Dunker comenta que o Brasil sempre foi violento —lidera o ranking de homicídios por arma de fogo e é o país onde mais pessoas LGBT são assassinadas no mundo— e que o que ocorre agora é uma “sensação de medo intensificada no subconsciente coletivo”. “Em momentos de tanta tensão política, é comum que nos lembremos dos maus exemplos históricos, como a ditadura, mas precisamos saber que não é a mesma coisa”, diz. “As pessoas nas favelas enfrentam, infelizmente, uma violência diária e continuam vivendo. É hora de aprender desses mais vulneráveis estratégias de sobrevivência emocional, para não se render”.
Temor nas universidades
O medo de agressões não é exclusivo de populações vulneráveis e tem repercutido mesmo entre quem sempre se sentiu protegido e confortável. É o caso do professor do Centro de Desenvolvimento Tecnológico da Universidade Federal de Pelotas (UFPEL), Luciano Volcan Agostini. Homem, branco, internacionalmente premiado e com estabilidade garantida por concurso público, ele se arrepiou ao receber um email anônimo com ameaças à sua carreira docente: “Estou envolvido diretamente na campanha de Jair Bolsonaro e lhe informo que o mesmo está ciente do ativismo político-comunista que a UFPEL está fazendo, assim como outras. Saiba que a teta vai secar e o governo não irá mais financiar pesquisas inúteis”, dizia a missiva.
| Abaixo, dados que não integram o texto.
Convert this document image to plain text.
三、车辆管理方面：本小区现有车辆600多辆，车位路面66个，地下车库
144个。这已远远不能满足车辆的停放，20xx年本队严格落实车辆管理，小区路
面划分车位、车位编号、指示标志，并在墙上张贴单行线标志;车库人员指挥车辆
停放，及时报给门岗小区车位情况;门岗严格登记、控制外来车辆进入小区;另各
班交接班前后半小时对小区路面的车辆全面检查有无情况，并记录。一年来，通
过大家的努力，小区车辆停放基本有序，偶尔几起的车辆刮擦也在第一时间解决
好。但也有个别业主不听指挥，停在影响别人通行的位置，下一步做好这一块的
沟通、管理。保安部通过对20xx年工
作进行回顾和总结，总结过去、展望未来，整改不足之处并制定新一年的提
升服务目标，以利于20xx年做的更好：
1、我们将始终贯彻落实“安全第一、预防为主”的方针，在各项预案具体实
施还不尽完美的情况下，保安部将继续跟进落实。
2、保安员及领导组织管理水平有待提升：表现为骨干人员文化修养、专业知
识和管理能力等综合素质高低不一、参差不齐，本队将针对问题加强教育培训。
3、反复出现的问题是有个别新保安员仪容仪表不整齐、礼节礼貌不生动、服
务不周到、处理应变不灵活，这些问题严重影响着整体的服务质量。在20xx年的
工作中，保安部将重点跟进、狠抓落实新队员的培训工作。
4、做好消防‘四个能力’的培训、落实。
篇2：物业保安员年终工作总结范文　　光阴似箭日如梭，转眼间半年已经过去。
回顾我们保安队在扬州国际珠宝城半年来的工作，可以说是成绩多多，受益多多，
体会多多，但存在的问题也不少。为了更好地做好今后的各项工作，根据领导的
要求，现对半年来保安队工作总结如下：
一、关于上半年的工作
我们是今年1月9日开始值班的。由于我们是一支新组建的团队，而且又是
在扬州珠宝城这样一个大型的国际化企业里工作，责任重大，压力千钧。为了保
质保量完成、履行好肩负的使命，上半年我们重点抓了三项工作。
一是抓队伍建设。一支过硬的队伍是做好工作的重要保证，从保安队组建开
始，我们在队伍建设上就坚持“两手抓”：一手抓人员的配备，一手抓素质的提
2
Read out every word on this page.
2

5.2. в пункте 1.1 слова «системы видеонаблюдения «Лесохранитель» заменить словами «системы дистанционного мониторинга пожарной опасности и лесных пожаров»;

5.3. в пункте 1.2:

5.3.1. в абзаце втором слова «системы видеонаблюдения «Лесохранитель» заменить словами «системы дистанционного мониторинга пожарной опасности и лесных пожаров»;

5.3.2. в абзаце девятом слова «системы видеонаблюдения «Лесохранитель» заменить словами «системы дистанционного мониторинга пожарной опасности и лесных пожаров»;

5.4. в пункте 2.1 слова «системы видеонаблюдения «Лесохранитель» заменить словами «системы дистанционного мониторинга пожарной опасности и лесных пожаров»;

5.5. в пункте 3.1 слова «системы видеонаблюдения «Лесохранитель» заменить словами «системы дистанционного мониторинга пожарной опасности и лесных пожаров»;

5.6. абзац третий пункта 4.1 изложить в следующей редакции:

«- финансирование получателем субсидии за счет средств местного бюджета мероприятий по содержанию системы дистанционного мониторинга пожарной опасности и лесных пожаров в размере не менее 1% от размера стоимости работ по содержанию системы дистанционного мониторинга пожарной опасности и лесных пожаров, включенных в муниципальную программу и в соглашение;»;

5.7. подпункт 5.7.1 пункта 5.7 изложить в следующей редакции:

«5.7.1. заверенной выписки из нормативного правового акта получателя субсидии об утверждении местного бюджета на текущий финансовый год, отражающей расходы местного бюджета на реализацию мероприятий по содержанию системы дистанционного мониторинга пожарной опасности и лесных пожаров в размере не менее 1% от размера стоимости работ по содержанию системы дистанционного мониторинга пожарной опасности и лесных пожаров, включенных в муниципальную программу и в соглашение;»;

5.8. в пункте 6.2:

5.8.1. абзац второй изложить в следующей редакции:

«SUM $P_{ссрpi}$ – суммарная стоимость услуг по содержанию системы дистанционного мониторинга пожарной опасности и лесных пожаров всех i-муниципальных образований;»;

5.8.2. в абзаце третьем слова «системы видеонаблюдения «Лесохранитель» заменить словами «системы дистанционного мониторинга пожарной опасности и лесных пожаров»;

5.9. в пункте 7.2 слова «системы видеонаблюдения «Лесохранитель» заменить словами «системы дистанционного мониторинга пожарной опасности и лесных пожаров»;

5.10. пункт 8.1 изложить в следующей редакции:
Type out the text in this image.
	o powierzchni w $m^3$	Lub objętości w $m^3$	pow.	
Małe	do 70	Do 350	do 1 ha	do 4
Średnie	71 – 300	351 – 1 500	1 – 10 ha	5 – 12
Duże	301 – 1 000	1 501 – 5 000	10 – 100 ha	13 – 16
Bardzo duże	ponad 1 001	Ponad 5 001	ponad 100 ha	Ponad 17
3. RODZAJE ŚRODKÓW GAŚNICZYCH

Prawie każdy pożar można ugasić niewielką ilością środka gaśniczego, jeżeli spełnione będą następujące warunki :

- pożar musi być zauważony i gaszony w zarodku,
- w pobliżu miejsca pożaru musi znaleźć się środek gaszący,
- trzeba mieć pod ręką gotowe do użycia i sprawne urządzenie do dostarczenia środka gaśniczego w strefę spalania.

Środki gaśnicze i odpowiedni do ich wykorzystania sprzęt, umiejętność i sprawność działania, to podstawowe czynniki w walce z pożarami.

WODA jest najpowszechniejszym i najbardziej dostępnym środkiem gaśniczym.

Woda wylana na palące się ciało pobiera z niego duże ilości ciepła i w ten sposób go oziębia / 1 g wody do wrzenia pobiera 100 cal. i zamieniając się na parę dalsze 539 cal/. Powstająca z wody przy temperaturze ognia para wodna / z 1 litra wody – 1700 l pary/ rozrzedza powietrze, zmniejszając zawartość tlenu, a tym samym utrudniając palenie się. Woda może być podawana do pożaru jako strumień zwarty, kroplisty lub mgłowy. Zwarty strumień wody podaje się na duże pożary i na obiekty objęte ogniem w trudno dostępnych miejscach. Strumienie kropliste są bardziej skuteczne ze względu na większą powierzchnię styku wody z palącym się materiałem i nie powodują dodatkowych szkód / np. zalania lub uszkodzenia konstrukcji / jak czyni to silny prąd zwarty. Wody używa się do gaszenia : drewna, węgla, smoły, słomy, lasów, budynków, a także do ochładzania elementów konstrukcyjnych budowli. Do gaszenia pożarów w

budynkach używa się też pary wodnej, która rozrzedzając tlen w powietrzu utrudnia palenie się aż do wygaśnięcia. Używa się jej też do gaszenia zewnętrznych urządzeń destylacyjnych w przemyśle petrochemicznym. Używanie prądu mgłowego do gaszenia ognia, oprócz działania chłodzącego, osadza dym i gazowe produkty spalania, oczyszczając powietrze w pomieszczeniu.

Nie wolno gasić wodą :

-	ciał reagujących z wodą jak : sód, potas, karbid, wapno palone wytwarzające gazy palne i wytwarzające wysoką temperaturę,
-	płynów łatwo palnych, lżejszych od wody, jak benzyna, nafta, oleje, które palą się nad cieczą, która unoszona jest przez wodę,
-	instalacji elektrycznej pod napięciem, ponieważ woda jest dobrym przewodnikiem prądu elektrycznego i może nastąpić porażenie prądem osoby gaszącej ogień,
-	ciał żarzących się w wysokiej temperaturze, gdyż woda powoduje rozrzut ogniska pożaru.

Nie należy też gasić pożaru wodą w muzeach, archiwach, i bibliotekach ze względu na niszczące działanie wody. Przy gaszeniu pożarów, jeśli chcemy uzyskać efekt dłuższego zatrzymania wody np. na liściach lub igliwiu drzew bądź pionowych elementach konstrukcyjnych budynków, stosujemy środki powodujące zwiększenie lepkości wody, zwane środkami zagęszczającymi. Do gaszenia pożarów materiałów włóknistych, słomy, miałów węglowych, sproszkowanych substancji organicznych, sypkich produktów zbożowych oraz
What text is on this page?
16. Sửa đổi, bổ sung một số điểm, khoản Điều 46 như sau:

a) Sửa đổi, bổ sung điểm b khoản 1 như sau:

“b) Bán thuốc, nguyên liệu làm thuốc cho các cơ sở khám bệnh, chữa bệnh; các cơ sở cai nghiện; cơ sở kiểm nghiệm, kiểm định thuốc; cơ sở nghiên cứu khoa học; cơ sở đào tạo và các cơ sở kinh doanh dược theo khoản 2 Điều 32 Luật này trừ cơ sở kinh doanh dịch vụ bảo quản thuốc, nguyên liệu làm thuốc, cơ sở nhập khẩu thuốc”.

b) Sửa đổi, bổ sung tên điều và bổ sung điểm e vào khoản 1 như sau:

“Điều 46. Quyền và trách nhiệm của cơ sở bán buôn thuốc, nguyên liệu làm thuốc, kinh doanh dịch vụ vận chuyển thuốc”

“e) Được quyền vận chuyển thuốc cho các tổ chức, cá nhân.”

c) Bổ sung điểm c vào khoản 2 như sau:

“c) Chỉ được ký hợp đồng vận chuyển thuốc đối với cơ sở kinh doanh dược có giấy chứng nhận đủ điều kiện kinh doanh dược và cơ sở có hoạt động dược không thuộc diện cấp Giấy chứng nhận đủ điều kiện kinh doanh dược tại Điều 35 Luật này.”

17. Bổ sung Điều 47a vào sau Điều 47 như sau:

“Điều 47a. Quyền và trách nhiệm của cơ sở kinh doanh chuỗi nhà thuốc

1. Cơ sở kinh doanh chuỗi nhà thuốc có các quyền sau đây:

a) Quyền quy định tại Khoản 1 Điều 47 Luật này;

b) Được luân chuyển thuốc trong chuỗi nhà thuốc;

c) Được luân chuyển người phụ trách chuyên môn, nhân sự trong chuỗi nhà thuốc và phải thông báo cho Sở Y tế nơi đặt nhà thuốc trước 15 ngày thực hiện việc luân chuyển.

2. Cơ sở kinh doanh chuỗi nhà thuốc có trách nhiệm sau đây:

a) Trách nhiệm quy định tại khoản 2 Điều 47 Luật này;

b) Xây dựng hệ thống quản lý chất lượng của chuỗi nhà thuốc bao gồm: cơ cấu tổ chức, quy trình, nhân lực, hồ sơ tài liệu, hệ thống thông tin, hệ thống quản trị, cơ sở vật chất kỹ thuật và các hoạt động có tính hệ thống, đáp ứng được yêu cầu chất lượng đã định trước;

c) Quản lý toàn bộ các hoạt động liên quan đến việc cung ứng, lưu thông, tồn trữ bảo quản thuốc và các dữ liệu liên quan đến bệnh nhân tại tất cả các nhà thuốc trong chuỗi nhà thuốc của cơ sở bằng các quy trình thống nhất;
Agostini, que é pesquisador, foi pró-reitor da universidade e participou da equipe que definiu o Padrão Brasileiro de TV Digital, se surpreendeu. “Não faço campanha partidária dentro da UFPEL e, muito menos, dentro da sala de aula. Minha militância política tem acontecido mais nas redes sociais e, mesmo assim, não tenho perfil público”. Ele admite que se sente intimidado, especialmente pelo anonimato da mensagem, que utilizou um email falso. “Isso quer dizer que pode ser qualquer pessoa ao meu redor que está me ameaçando”, observa ele, que já denunciou o caso à Polícia Federal. “O clima é de profunda preocupação e medo na academia. O cerceamento do livre pensamento está brotando e tomando uma forma cada vez mais assustadora”, conclui.
Também profissional de uma instituição de ensino pública, a bibliotecária P.P. não é militante partidária e diz que seus “ideais são principalmente pautados pela minha espiritualidade”. Mesmo assim, mudou o comportamento recentemente por temer represálias políticas até em atitudes corriqueiras profissionais.
Ela decidiu tirar um livro do teórico Karl Marx do expositor onde a biblioteca mostra os itens recém adquiridos para os frequentadores. “Foi para proteger a instituição, não me senti confortável, pensei que poderia vir alguém do MBLtentando achar alguma coisa… fiquei em dúvida pois (colocar os lançamentos no expositor) é uma coisa tão sem intenção, tão rotineira, mas pensei que até convencer, dar explicação e provar que não somos doutrinadores… não sei. Tirei e guardei na estante, junto com outros livros”, relata.
Ela também tem controlado as postagens que a biblioteca faz para divulgar sua coleção. Temáticas que ganharam relevância nos últimos anos e que demandam literatura para pesquisa, como os movimentos LGBT, feminista e negro estão sendo diluídos propositalmente para evitar “falsas interpretações, para não inventarem o que não é”, assegura.
O nível de ansiedade chegou ao ponto máximo depois que livros com a temática de direitos humanos foram rasgados na biblioteca da Universidade de Brasília (UnB). Foi a deixa para P.P. avisar a colegas que se o clima piorasse, ela estava disposta a levar parte do acervo que toma conta para sua casa, como medida de proteção. “Antes a gente falava em censura num tom de brincadeira, agora a gente não ri mais”.